Creating a Resident-Centric Public Portal in San Antonio
What I really wanted to push hard as a vision was it's got to be an integrated platform. It's got to look like ‘one view’ to the resident, and it's also got to look like ‘one view’ to the city employees.
“Clearly understanding resident needs,” claims Craig, is one of the highest resident engagement priorities in San Antonio. To better serve its community in the way they want, the Texas city is creating a Resident Connection Portal. Designed with “outside-in” thinking to let residents decide how and where they want to interact, the city’s cohesive platform will manage the resident experience across systems.

San Antonio’s Resident Connection Portal will provide one place for residents to engage with government. For the city, data on interactions, public meeting agendas and resident feedback lives in one platform as well. Craig shared this example: “[Joe] is a very active resident in reporting potholes. He's out there advocating for streets in his neighborhood. Wouldn't we really like to know that about [Joe] so the next time there's a spot on a board or commission about city streets, we might want to reach out to [Joe] and say, ‘would you like to be more active in what we do here today?’”
san antonio resident connection portal (002).png
The Constituent Relationship Management (CRM) platform forms the base for these interactions, enabling visibility across all engagements. Managing public meetings, calendars, boards and commissions, and work orders become effective vehicles for collecting public input. With this holistic solution, Craig says, “people don't feel like they have to come down to city hall in order to do that. That part of this vision is really a front end to the resident, a back end to the departments, which is one common platform, and the integration of those activities across the center.”
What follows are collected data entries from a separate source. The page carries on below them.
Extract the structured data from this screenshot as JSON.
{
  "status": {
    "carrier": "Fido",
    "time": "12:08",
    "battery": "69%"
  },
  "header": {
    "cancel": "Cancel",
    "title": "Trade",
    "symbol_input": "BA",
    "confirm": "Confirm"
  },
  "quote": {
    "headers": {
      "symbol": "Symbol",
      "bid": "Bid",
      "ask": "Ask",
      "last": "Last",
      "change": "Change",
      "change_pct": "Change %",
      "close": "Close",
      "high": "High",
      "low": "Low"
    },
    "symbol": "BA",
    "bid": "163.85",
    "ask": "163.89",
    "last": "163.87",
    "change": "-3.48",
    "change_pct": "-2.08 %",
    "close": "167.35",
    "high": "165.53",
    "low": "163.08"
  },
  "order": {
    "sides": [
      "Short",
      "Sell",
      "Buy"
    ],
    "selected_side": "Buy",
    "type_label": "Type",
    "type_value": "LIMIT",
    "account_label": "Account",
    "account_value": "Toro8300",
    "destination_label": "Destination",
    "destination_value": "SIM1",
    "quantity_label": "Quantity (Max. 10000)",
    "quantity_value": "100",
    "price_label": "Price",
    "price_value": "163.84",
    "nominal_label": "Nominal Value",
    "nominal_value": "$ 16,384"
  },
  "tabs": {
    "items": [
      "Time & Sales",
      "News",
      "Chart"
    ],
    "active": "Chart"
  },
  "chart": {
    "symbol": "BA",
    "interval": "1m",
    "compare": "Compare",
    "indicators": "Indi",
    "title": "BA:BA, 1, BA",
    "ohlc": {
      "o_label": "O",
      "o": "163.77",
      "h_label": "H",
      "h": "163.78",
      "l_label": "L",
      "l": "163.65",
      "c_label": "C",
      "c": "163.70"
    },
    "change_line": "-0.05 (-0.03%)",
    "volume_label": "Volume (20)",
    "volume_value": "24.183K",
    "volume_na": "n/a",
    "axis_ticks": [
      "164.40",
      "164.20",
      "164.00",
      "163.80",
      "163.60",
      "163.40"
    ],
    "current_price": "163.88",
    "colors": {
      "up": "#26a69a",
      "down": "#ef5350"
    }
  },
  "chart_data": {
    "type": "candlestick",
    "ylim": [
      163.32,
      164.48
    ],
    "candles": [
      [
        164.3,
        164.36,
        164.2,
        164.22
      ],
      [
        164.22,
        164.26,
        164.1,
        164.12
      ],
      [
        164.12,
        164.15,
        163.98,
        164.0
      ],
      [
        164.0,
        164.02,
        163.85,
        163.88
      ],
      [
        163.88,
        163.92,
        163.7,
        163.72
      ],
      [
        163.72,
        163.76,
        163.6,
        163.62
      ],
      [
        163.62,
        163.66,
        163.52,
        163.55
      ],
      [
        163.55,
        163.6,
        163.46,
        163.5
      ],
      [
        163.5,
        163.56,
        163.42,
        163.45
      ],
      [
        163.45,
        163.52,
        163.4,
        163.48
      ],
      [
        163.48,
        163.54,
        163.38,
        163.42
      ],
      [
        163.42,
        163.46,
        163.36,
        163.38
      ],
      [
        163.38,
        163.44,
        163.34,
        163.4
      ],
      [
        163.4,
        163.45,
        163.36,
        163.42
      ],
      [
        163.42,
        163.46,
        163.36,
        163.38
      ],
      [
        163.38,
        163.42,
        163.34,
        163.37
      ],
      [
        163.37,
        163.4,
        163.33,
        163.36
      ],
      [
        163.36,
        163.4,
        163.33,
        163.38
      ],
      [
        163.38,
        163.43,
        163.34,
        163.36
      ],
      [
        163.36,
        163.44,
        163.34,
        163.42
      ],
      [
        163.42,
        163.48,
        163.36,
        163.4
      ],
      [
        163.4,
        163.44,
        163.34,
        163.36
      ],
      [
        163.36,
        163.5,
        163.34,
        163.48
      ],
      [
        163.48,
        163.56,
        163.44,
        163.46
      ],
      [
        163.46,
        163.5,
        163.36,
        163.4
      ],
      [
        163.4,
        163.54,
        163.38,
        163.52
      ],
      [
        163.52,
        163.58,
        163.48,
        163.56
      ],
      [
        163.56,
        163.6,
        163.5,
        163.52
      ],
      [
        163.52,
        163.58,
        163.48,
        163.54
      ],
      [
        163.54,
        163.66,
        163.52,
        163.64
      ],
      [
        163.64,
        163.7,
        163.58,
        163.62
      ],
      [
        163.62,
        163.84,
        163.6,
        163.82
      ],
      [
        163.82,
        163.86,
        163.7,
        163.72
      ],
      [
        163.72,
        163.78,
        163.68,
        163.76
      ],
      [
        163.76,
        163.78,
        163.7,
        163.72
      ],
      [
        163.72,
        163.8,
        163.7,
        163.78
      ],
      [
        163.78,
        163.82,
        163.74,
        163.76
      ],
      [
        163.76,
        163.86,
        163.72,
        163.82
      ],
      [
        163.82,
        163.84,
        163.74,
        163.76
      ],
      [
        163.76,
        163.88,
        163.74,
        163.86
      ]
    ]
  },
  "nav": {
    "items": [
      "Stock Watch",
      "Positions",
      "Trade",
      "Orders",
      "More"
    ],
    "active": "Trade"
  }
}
The Future of Resident Engagement

San Antonio is taking a forward-leaning approach to engaging its community by putting people at the center of its processes. Craig Hopkins and his city have committed to building better bridges with their community and are putting in work to make their vision a reality.

If you want more information on how Craig and his team are putting their resident engagement plans into action, hear it straight from him on the Connecting With Constituents: How Omni-channel Communications Improve Civic Engagement webinar on-demand.

Company Bio: Rock Solid Technologies is a collaborative citizen engagement platform that helps local governments and their citizens work as one. As a trusted government technology partner for 25+ years, our intuitive all-in-one Citizen Relationship Management (CRM) and Mobile Application Platform-as-a-Service solution gives community leaders the tools they need to make informed decisions, connect with residents and build stronger communities. Learn more at https://www.rocksolid.com/.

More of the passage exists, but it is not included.